When we lived in Alaska, I used to listen to Tom Bodett tell stories on the radio. Now I listen to his stories via audiobook – especially since he’s the one reading them! There really isn’t anything like Tom Bodett telling a story! For those not familiar with Bodett – he’s the voice on Motel 6 advertisements – “We’ll leave the light on for ya.” I highly recommend reading or listening to his stories. In fact, a book from him, such as As Far As You Can Go Without a Passport or The End of the Road, would make an excellent read aloud or mentor text because it’s composed of short stories. (**Note to self!**)

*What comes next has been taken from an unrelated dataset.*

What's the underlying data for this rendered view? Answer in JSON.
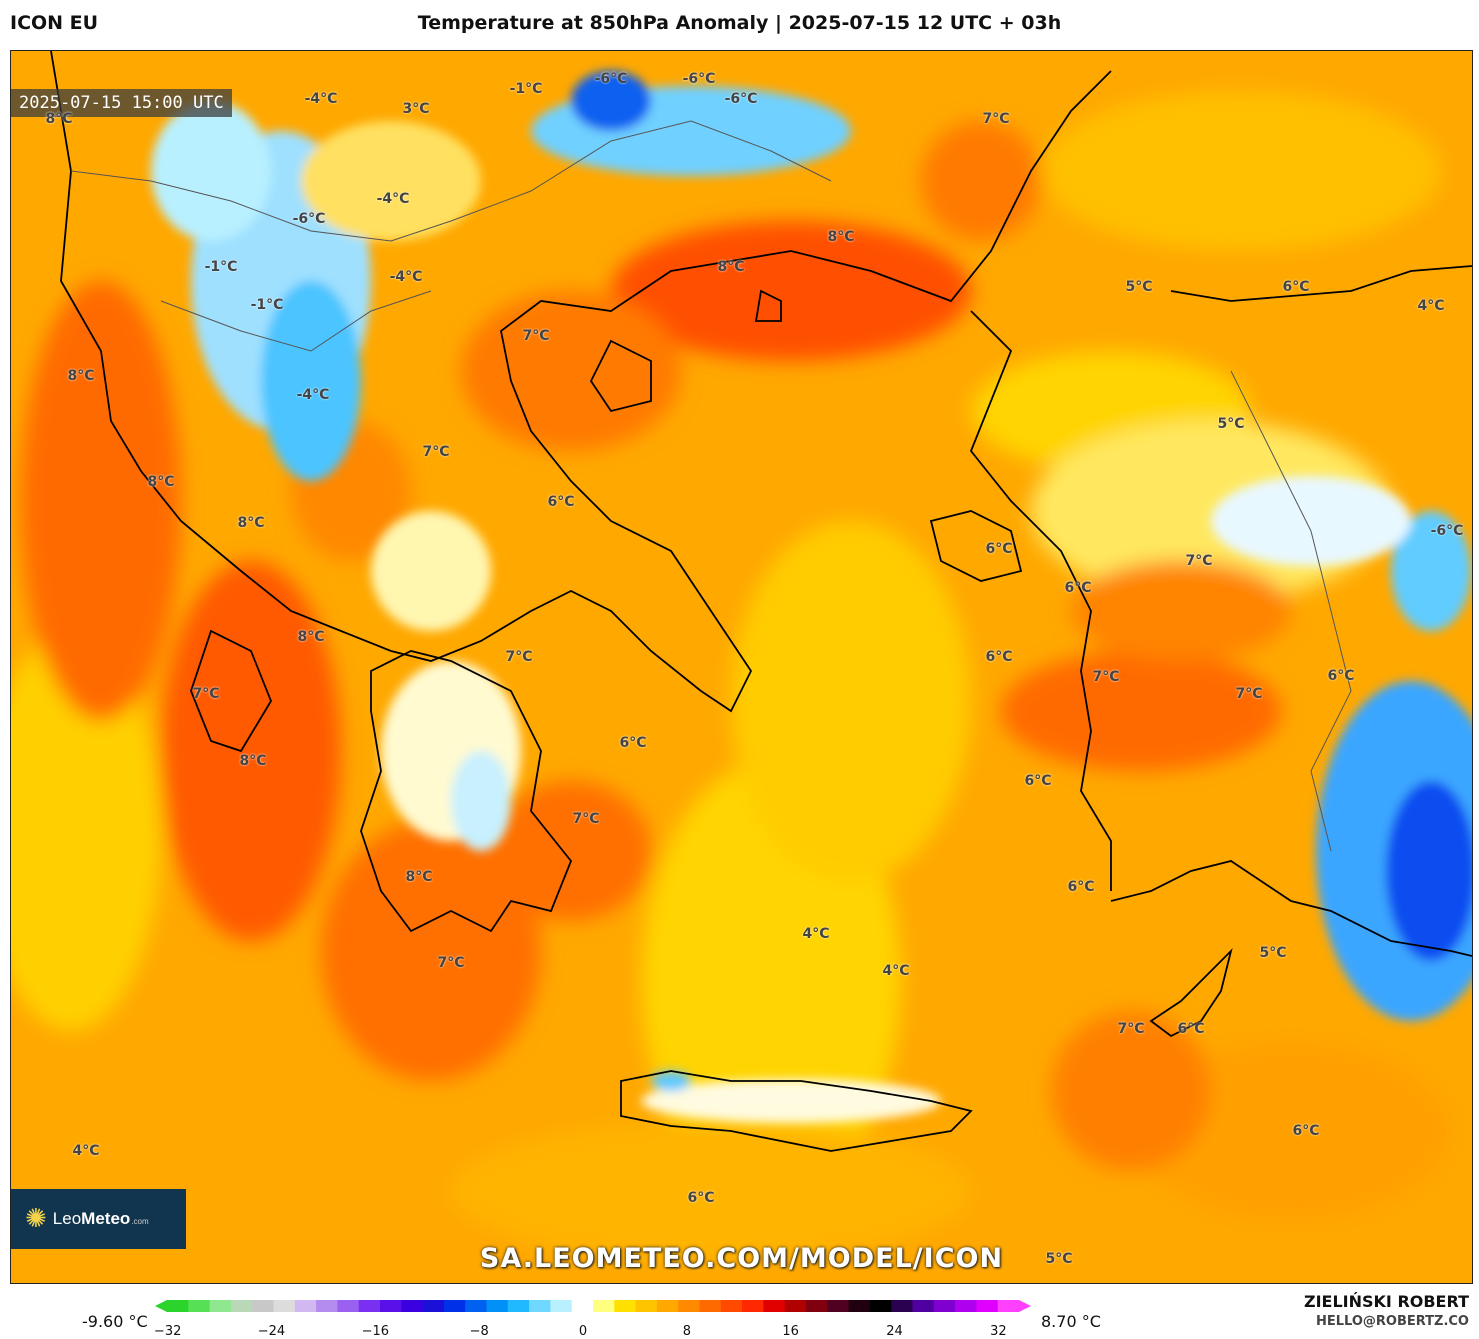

All of that to say that audio books or podcasts would make excellent additions to an English or Language Arts class because they are fun to listen to, they activate previous knowledge, stimulate discussion and can be used to introduce a topic! We don’t want student creativity to be limited but to expand using stories, podcasts or videos that we share with them, so use it as a “jumping off point” and turn the students loose! Writing projects will require collaboration of teams, analysis and research of the subject, and creative thinking skills,…plus it is fun!
I was surprised by how easily it seemed the videos could be used in class because they are only 3-7 minutes long, and can be tailored to subject and age appropriateness. These videos would be great springboards for a lesson! I think students could relate and would be inclined to respond to them in small groups or open classroom discussion. However, I was not really excited by the single picture videos. Some of my favorite videos included:
1. Monster Mash – This video explores the psychology of how scary stories are taught in school and why children fear them at home.
2. Frankenstein – Engines of Our Ingenuity
3. Macbeth – This video reminds us of how Shakespeare’ Macbeth explores the dark forces of the human mind.
4. Wizard of Oz – L. Frank Baum and the social and political allegory of the Wizard of Oz.
5. The Most Dangerous Game – This digital story uses one of Richard Connell’s famous short stories, The Most Dangerous Game to provide ELA teachers with an alternative method for covering stories and testing reading comprehension as well as assessing whether students are developing a clear understanding of how literary elements are used in stories.
I can certainly envision using these videos in class. My only question now is, how am I going to remember all this cool stuff to share with my students??